Data obtained from HPVBase [27] (accessed on April 12, 2022) and VISDB [28] we systematically collected and manually curated all VISs reported in the literature and publicly available data resources to construct the Viral Integration Site DataBase (VISDB), https://bioinfo.uth.edu/VISDB (https://bioinfo.uth.edu/VISDB/index.php/homepage) (accessed on Apr 12, 2022); miRNAs = microRNAs; IE = Insignificant expression; PSCC = Penile Squamous Cell Carcinomas; HPVis = Human Papilloma Virus Integration Site; HNSC = Head Neck Squamous Cell Carcinoma; TCGA = The Cancer Genome Atlas.
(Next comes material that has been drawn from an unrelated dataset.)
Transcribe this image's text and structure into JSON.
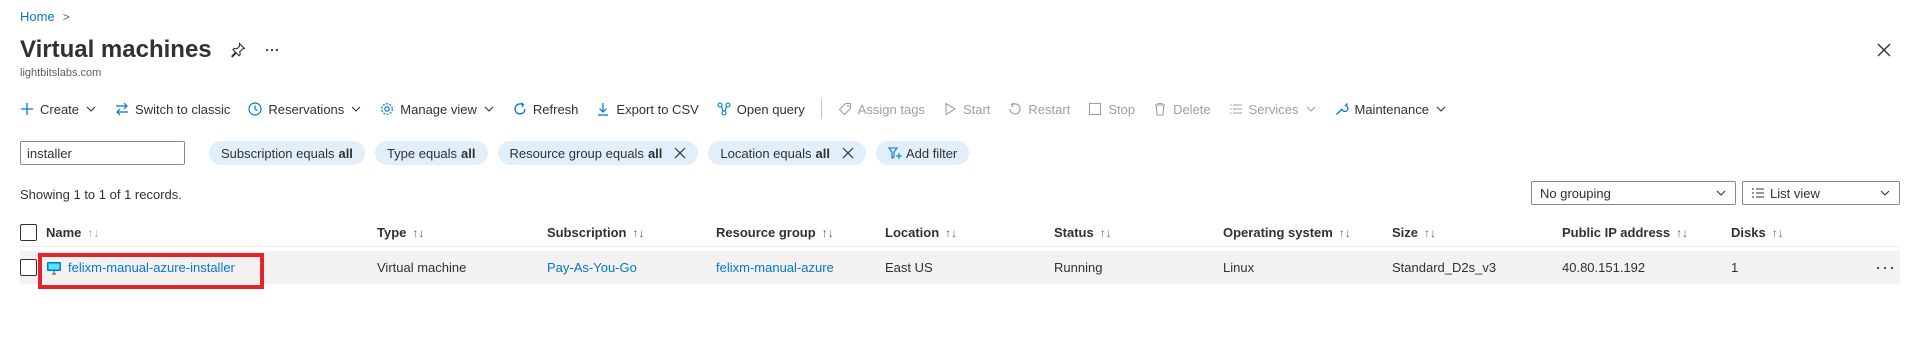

Cross-study with TCGA-data

We compared the top 25 PSCC-miRDEs with HNSC-miRDEs (Table 2). The majority of miRDEs in PSCC (80%, n = 20/25) exhibited the same status in HNSC. We emphasize that miR-1206, miR-544a, and miR-661, downregulated in PSCC, did not have changes in their expression in HNSC. To investigate the expression of these miRNAs in other cancers, we performed a comparative analysis with expression data from 749 samples of 18 types of cancers from the “Pan-cancer Analysis of Whole Genomes” project (ICGC/TCGA). MiR-544a was upregulated only in glioblastoma, whereas miR-661 and miR-1206 were not differentially expressed in any of the 18 cancers evaluated.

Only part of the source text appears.